Conway, Moncure Daniel (1832–1907)
Leon, Philip W.
Print source:
J.R. LeMaster and Donald D. Kummings, eds., Walt Whitman: An Encyclopedia (New York: Garland Publishing, 1998), reproduced by permission.

Born in slave-holding Virginia, Moncure D. Conway belonged to a distinguished family and was a direct descendant of a signer of the Declaration of Independence. After graduating from Dickinson College (B.A., 1849; M.A., 1852) he practiced law in Virginia, but shortly thereafter abandoned the law and turned to the ministry. He began to read Emerson, with whom he corresponded, and in 1852 entered the Unitarian Divinity School in Cambridge, Massachusetts. From 1854–1857 he was a minister of the Unitarian church in Washington, D.C., where he earned a reputation as an abolitionist. At the urging of Emerson, Conway visited Whitman in New York in 1855 shortly after publication of the first edition of Leaves of Grass.

Conway left Washington for Boston in 1863, becoming the editor of Commonwealth. That same year he visited England to deliver speeches and sermons on slavery, and he accepted an offer to become the minister at South Place Chapel in London, where he remained until 1884. In 1867 Whitman and Conway corresponded concerning an edition of Whitman's poems which William M. Rossetti wanted to bring out in England. In a letter to Conway, Whitman seemed to allow Rossetti to substitute words for "onanist" and "father-stuff." He also explains that "'Calamus' is a common word here" in America and that its use should not offend an English audience (Whitman 941). But a later letter to Rossetti recanted this position: "I cannot and will not consent, of my own volition, to countenance an expurgated edition of my pieces" (Whitman 942). Rossetti ultimately published a selected edition of Whitman's poems, changing no words, but omitting poems he thought might be offensive.

Upon his return to America in 1885, Conway settled in New York City, where he published treatises and discourses in newspapers and magazines. Conway published several biographies, among them works on Thomas Carlyle (1881), Edmund Randolph (1888), George Washington (1889), Nathaniel Hawthorne (1890), and Thomas Paine (1892).


Conway, Moncure D. Autobiography.
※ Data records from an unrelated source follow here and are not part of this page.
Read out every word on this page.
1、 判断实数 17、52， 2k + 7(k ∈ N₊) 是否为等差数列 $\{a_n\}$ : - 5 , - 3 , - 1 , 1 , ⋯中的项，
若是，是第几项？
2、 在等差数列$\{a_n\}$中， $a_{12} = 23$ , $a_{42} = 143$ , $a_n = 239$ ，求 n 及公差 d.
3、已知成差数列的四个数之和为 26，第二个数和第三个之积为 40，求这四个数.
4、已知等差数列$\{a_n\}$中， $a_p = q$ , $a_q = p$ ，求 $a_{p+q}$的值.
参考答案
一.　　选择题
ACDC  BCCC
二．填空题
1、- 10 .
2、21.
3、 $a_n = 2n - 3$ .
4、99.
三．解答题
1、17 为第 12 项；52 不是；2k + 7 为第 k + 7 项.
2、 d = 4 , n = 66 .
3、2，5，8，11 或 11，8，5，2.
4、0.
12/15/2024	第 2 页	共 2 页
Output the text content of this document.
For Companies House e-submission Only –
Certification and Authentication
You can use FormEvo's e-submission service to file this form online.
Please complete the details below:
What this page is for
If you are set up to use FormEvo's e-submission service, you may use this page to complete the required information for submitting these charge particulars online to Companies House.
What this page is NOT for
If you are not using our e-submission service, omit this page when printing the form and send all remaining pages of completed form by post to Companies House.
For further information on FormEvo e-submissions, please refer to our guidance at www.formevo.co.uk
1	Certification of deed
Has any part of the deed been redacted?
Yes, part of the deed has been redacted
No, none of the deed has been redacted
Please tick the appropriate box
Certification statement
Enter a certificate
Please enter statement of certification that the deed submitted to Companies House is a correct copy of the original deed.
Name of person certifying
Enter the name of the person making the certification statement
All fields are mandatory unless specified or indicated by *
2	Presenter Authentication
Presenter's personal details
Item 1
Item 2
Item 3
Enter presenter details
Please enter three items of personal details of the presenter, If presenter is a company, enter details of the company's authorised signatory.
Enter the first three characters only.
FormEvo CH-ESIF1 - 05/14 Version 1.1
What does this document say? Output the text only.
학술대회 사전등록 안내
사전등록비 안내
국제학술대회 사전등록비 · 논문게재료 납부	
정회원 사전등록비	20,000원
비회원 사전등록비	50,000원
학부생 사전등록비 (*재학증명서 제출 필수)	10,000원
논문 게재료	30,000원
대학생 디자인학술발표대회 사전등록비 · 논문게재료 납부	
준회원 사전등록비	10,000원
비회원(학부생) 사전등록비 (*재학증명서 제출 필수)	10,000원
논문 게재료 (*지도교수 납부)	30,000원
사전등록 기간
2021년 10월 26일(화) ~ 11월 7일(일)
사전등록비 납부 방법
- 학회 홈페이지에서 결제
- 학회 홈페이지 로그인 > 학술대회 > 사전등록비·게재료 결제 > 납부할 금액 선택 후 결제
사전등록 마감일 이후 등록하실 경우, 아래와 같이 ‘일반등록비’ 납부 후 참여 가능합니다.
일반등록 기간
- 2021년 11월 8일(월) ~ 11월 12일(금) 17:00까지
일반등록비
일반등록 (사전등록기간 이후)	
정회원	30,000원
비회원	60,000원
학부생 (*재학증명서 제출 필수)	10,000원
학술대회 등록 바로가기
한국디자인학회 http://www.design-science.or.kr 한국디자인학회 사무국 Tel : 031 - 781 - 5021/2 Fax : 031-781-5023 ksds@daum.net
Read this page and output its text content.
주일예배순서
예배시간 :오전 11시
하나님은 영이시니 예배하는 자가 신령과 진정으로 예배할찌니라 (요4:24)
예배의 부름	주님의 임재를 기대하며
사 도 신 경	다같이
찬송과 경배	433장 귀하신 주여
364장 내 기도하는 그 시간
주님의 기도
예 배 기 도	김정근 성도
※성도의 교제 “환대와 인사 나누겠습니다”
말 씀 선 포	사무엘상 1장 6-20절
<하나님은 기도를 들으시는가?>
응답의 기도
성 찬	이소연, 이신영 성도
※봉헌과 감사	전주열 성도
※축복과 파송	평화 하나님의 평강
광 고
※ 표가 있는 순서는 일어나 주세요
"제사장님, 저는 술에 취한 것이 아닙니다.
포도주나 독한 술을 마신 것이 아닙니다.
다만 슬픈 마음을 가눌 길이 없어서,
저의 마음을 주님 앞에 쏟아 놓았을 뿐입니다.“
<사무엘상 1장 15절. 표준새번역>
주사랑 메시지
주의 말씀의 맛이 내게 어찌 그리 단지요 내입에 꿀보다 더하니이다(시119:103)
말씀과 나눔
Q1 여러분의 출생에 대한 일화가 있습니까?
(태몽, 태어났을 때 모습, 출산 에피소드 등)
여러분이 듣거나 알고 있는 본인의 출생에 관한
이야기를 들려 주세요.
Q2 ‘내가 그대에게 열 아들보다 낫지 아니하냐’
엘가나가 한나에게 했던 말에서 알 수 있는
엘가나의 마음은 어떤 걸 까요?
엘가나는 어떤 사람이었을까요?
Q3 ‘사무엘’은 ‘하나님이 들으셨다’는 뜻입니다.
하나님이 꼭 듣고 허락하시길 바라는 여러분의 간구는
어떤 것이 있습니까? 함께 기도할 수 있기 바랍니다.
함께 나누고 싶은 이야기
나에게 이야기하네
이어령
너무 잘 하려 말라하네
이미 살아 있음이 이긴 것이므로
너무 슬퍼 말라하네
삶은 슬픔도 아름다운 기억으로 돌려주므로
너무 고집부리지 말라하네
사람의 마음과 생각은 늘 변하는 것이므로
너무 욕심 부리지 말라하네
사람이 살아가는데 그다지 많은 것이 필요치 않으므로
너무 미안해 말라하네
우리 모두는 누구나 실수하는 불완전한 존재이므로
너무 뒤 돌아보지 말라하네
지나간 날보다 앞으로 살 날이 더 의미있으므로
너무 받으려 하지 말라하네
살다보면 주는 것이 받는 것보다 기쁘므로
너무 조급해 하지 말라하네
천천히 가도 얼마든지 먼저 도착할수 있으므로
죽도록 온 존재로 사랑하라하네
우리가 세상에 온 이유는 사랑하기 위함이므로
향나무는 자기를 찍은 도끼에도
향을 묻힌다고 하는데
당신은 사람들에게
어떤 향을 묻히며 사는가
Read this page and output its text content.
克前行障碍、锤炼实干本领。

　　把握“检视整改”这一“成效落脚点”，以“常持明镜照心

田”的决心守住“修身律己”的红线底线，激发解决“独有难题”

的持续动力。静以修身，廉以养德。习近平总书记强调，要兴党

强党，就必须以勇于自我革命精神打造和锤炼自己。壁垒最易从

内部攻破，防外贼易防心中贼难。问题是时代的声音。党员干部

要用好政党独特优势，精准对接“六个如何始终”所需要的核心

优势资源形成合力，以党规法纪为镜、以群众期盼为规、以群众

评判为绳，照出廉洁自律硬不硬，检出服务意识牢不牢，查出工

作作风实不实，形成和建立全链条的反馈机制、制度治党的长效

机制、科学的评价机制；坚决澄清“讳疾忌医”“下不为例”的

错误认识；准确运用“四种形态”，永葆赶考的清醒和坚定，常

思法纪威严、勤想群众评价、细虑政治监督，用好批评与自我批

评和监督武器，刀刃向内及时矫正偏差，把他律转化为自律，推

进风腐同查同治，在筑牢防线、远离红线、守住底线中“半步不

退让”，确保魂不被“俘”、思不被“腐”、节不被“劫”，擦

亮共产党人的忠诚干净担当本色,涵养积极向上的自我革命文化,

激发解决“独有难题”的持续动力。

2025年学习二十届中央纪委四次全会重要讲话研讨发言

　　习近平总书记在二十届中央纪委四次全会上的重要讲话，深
Vol. 1. Boston: Houghton Mifflin, 1904.

D'Entremont, John. Southern Emancipator: Moncure Conway, the American Years, 1832–1865. New York: Oxford UP, 1987.

Ridgely, J.V. "Whitman, Emerson and Friend." Columbia Library Columns 10 (1960): 15–19.

Whitman, Walt. The Poetry and Prose of Walt Whitman. Ed. Louis Untermeyer. New York: Simon and Schuster, 1949.